An understanding of aging as a disease is gradually entering into the global health discourse. Today, deep old age (senility) is recognized as a disease by the WHO. However, recognizing the above late-stage manifestations of aging does not resolve the underlying problem of aging. Aging as a set of reversible disease processes begins at a relatively early age and requires specific approaches to combat (control, treat, compensate) from the early stages of its development. Aging is a global phenomenon, and the fight against it requires special medical and biological approaches, as well as government support. This corresponds to subjective factors (the degree of scientific understanding of aging processes and the methods of control and control), and objective factors - both of medical and biological nature and those related to the economy and the sociology of healthcare.
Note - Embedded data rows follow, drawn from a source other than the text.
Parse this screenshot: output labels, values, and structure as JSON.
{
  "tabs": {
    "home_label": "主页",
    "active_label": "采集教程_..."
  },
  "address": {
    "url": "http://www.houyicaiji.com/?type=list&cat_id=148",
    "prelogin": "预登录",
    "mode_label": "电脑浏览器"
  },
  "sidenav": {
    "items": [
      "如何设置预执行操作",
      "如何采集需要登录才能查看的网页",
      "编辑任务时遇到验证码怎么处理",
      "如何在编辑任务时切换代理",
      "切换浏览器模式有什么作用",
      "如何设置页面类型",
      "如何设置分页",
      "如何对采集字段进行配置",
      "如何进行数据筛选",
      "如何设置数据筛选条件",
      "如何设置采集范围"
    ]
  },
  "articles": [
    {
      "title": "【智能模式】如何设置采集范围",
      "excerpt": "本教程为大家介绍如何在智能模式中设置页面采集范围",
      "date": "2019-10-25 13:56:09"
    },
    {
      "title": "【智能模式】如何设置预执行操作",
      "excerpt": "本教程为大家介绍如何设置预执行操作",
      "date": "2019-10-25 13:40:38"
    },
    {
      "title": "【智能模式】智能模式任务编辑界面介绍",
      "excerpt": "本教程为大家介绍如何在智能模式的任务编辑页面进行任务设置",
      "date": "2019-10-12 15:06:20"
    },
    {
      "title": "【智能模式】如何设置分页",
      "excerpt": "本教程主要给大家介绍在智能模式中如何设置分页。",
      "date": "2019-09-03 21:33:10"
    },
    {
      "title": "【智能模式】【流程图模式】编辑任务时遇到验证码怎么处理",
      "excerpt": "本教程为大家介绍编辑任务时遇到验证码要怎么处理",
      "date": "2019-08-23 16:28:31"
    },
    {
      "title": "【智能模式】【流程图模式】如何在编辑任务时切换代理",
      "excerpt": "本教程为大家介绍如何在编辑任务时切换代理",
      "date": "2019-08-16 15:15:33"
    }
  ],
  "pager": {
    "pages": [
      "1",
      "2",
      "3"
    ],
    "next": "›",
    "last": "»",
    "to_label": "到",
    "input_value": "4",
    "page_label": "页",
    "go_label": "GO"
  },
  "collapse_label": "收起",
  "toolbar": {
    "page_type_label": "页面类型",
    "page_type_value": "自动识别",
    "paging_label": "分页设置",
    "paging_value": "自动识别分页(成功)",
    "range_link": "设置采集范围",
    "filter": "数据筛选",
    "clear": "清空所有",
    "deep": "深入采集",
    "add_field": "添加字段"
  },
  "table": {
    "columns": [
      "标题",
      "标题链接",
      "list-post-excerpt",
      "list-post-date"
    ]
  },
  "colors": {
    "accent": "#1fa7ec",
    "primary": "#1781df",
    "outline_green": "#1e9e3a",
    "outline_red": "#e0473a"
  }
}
We should begin an open dialog on whether age-related pathologies should be formally classified as a disease - and not just recognized nationally, but also internationally within the framework of WHO's ICD-11, as such classification is a prerequisite for substantially increasing worldwide government funding dedicated to finding successful treatments for age-related pathologies - treatments that would greatly increase healthy lifespans. We can start by engaging our governments on where science is today in its understanding of what biological mechanisms cause age-related diseases and how we can fix them, and then hold public debates on whether there is enough scientific evidence to begin the process of classifying aging as a disease. The next step could be an establishment of a National Strategy for Life Extension and a dedicated task force responsible for the coordination of scientific and practical efforts aimed at increasing longevity and fighting aging. The world already knows successful precedents where some countries are mobilizing the international scientific community for the development of therapies for a variety of diseases.

It is an absolute certainty that eventually humanity will conquer aging, just as it had conquered a host of previously terminal diseases thanks to vaccines and antibiotics. But if we want the victory over aging to happen before it is too late for our loved ones, the time to act is now.